Authorities in Utah also charged Petersen with transporting more than 40 women from the Marshall Islands to their state over the last three years and then paid them to give up their babies there, the Salt Lake Tribune reported. He was charged in Utah with communications fraud, human smuggling and the sale of a child in Utah.

Petersen has run an adoption firm for years out of his Mesa, Arizona office. According to an investigative report from the Honolulu Civil Beat, Petersen arranged travel for the women from the Marshall Islands to Utah to live in a four-bedroom home he owns outside Salt Lake City. Then, he matches them with adoptive families. According to that report, the tiny string of islands located between Hawaii and the Philippines has the highest per capita adoption rate in the world in 1999.

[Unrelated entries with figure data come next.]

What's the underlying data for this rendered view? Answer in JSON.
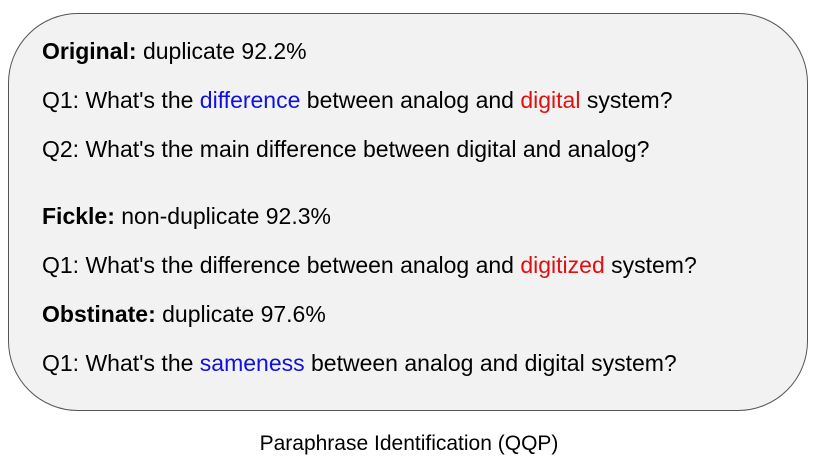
{
  "colors": {
    "panel_background": "#f2f2f2",
    "panel_border": "#555555",
    "highlight_blue": "#1010e0",
    "highlight_red": "#e01010"
  },
  "original": {
    "heading": "Original:",
    "result": " duplicate 92.2%",
    "q1": {
      "prefix": "Q1: What's the ",
      "word1": "difference",
      "middle": " between analog and ",
      "word2": "digital",
      "suffix": " system?"
    },
    "q2": "Q2: What's the main difference between digital and analog?"
  },
  "fickle": {
    "heading": "Fickle:",
    "result": " non-duplicate 92.3%",
    "q1": {
      "prefix": "Q1: What's the difference between analog and ",
      "word": "digitized",
      "suffix": " system?"
    }
  },
  "obstinate": {
    "heading": "Obstinate:",
    "result": " duplicate 97.6%",
    "q1": {
      "prefix": "Q1: What's the ",
      "word": "sameness",
      "suffix": " between analog and digital system?"
    }
  },
  "caption": "Paraphrase Identification (QQP)"
}
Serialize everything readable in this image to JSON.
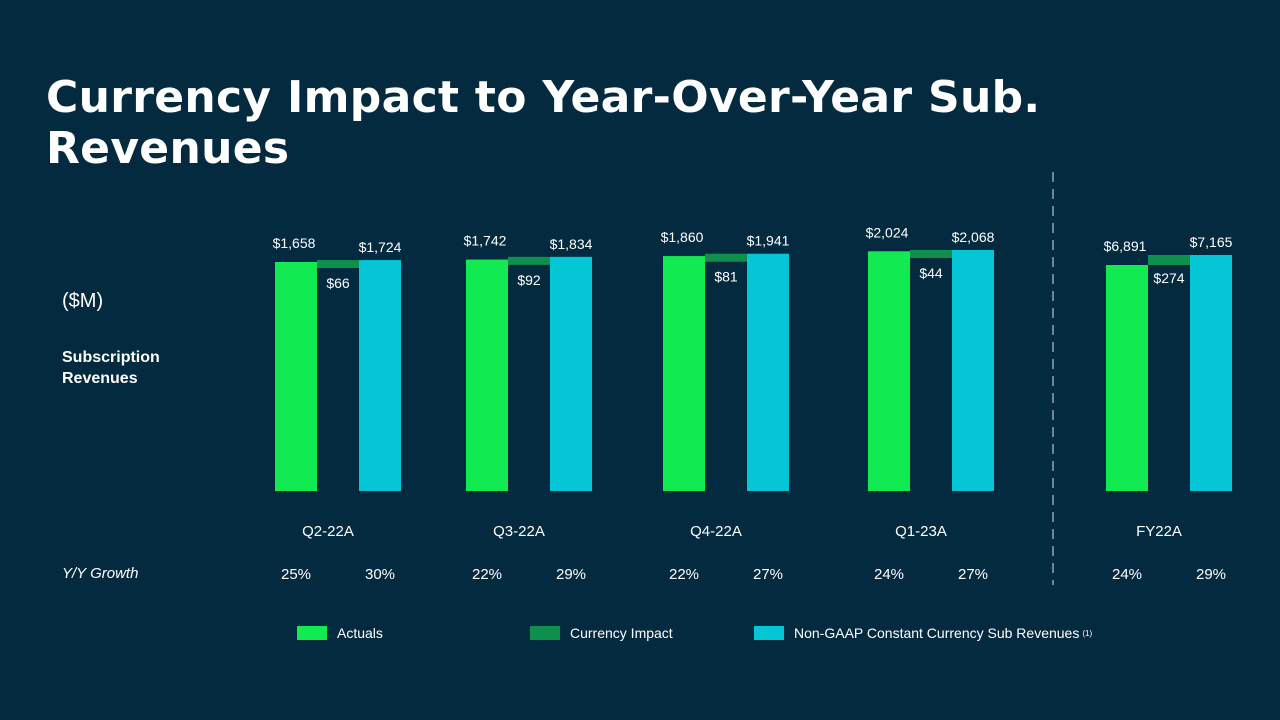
{
  "title": "Currency Impact to Year-Over-Year Sub. Revenues",
  "units_label": "($M)",
  "series_label": "Subscription Revenues",
  "growth_label": "Y/Y Growth",
  "colors": {
    "actuals": "#12ea52",
    "currency_impact": "#0e8f4c",
    "constant_currency": "#05c6d4",
    "divider": "#6f8596"
  },
  "chart_data": {
    "type": "bar",
    "categories": [
      "Q2-22A",
      "Q3-22A",
      "Q4-22A",
      "Q1-23A",
      "FY22A"
    ],
    "series": [
      {
        "name": "Actuals",
        "values": [
          1658,
          1742,
          1860,
          2024,
          6891
        ],
        "labels": [
          "$1,658",
          "$1,742",
          "$1,860",
          "$2,024",
          "$6,891"
        ]
      },
      {
        "name": "Currency Impact",
        "values": [
          66,
          92,
          81,
          44,
          274
        ],
        "labels": [
          "$66",
          "$92",
          "$81",
          "$44",
          "$274"
        ]
      },
      {
        "name": "Non-GAAP Constant Currency Sub Revenues",
        "values": [
          1724,
          1834,
          1941,
          2068,
          7165
        ],
        "labels": [
          "$1,724",
          "$1,834",
          "$1,941",
          "$2,068",
          "$7,165"
        ]
      }
    ],
    "growth": {
      "actuals": [
        "25%",
        "22%",
        "22%",
        "24%",
        "24%"
      ],
      "constant_currency": [
        "30%",
        "29%",
        "27%",
        "27%",
        "29%"
      ]
    },
    "legend": {
      "actuals": "Actuals",
      "currency_impact": "Currency Impact",
      "constant_currency": "Non-GAAP Constant Currency Sub Revenues",
      "footnote": "(1)"
    }
  }
}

However, an agreement between the United States and the Marshall Islands known as the Compact of Free Association, prohibited citizens of the Marshall Islands from traveling to the U.S. solely for adoptive purposes after concern of adoption-related exploitation in the Pacific Island nation. However, lawyers like Petersen have used a loophole in the law which allows Marshall Island citizens not planning adoptions don't need a visa to travel to the U.S.

Petersen has worked as a county assessor for Maricopa County in Arizona after winning a special election in 2014. He was reelected in 2016. Before that, Petersen worked for nearly eight years in the Assessor's Office as the representative to the Arizona Legislature and as the agency's Public Information Officer.

The Attorney General's Office says they are not interested in investigating families who adopted through Petersen and that they are valid adoptions.